Managing Saskatoon and other Traditionally Important Plants
This project is concerned with the management of plants that are of high importance to the Siska Band and other neighbouring Nlaka’pamux First Nations communities. Wisdom from the Siska Elders suggests that the ecosystems in the Fraser Canyon near Lytton were frequently burnt by aboriginal land managers and that they had an open forest structure. This aboriginal landscape provided abundant wild plant food and plants suitable for basketry. Oral history interviews as part of this project have shown that the knowledge of these practices is still alive, but primarily in the form of awareness of the practices rather than ‘how to’ knowledge. The lack of burning in the last 100 years has led to a situation of increasingly dense stands of conifers with a high risk of severe wildfire events.

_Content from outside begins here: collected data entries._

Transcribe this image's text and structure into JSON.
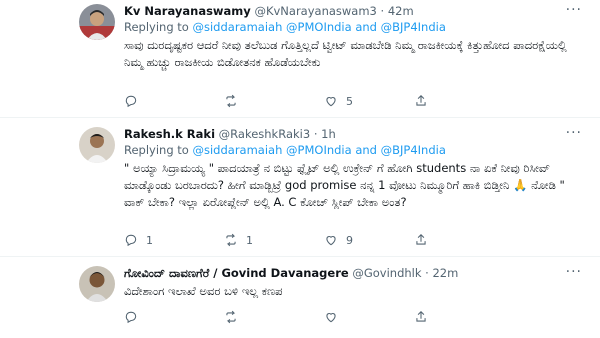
{
  "tweets": [
    {
      "name": "Kv Narayanaswamy",
      "handle": "@KvNarayanaswam3",
      "sep": "·",
      "time": "42m",
      "replying": "Replying to",
      "mentions": "@siddaramaiah @PMOIndia and @BJP4India",
      "text": "ಸಾವು ದುರದೃಷ್ಟಕರ ಆದರೆ ನೀವು ತಲೆಬುಡ ಗೊತ್ತಿಲ್ಲದೆ ಟ್ವೀಟ್ ಮಾಡಬೇಡಿ ನಿಮ್ಮ ರಾಜಕೀಯಕ್ಕೆ ಕಿತ್ತುಹೋದ ಪಾದರಕ್ಷೆಯಲ್ಲಿ ನಿಮ್ಮ ಹುಚ್ಚು ರಾಜಕೀಯ ಬಿಡೋತನಕ ಹೊಡೆಯಬೇಕು",
      "replies": "",
      "retweets": "",
      "likes": "5"
    },
    {
      "name": "Rakesh.k Raki",
      "handle": "@RakeshkRaki3",
      "sep": "·",
      "time": "1h",
      "replying": "Replying to",
      "mentions": "@siddaramaiah @PMOIndia and @BJP4India",
      "text": "\" ಅಯ್ಯಾ ಸಿದ್ರಾಮಯ್ಯ \" ಪಾದಯಾತ್ರೆ ನ ಬಿಟ್ಟು ಫ್ಲೈಟ್ ಅಲ್ಲಿ ಉಕ್ರೇನ್ ಗೆ ಹೋಗಿ students ನಾ ಏಕೆ ನೀವು ರಿಸೀವ್ ಮಾಡ್ಕೊಂಡು ಬರಬಾರದು? ಹೀಗೆ ಮಾಡ್ಬಿಟ್ರೆ god promise ನನ್ನ 1 ವೋಟು ನಿಮ್ಮೂರಿಗೆ ಹಾಕಿ ಬಿಡ್ತೀನಿ 🙏 ನೋಡಿ \" ವಾಕ್ ಬೇಕಾ? ಇಲ್ಲಾ ಏರೋಪ್ಲೇನ್ ಅಲ್ಲಿ A. C ಕೋಚ್ ಸ್ಲೀಪ್ ಬೇಕಾ ಅಂತ?",
      "replies": "1",
      "retweets": "1",
      "likes": "9"
    },
    {
      "name": "ಗೋವಿಂದ್ ದಾವಣಗೆರೆ / Govind Davanagere",
      "handle": "@Govindhlk",
      "sep": "·",
      "time": "22m",
      "replying": "",
      "mentions": "",
      "text": "ವಿದೇಶಾಂಗ ಇಲಾಖೆ ಅವರ ಬಳಿ ಇಲ್ಲ ಕಣಪ",
      "replies": "",
      "retweets": "",
      "likes": ""
    }
  ],
  "more_glyph": "···",
  "colors": {
    "link": "#1d9bf0",
    "muted": "#536471",
    "text": "#0f1419",
    "divider": "#eff3f4"
  }
}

In the interests of enhancing these plant communities a number of significant knowledge gaps have been found:
- Little information on how to encourage the cultural plants and how they respond to disturbances
- The information is not synthesised in an accessible manner
These knowledge gaps will hopefully be closed through a logging/spacing experiment above Siska and through the writing of guidelines for plant management for Saskatoon, soopolallie, blackcap raspberry and beaked hazelnut.
This project seeks to re-build the Nlaka’pamux knowledge of burning in a way that is complimented by western science and the confounding new factors such as noxious weeds. From the Siska perspective a key result of this work is to once again have productive stands of wild plants adjacent to the community, as well, the reduction of forest fuels is considered key.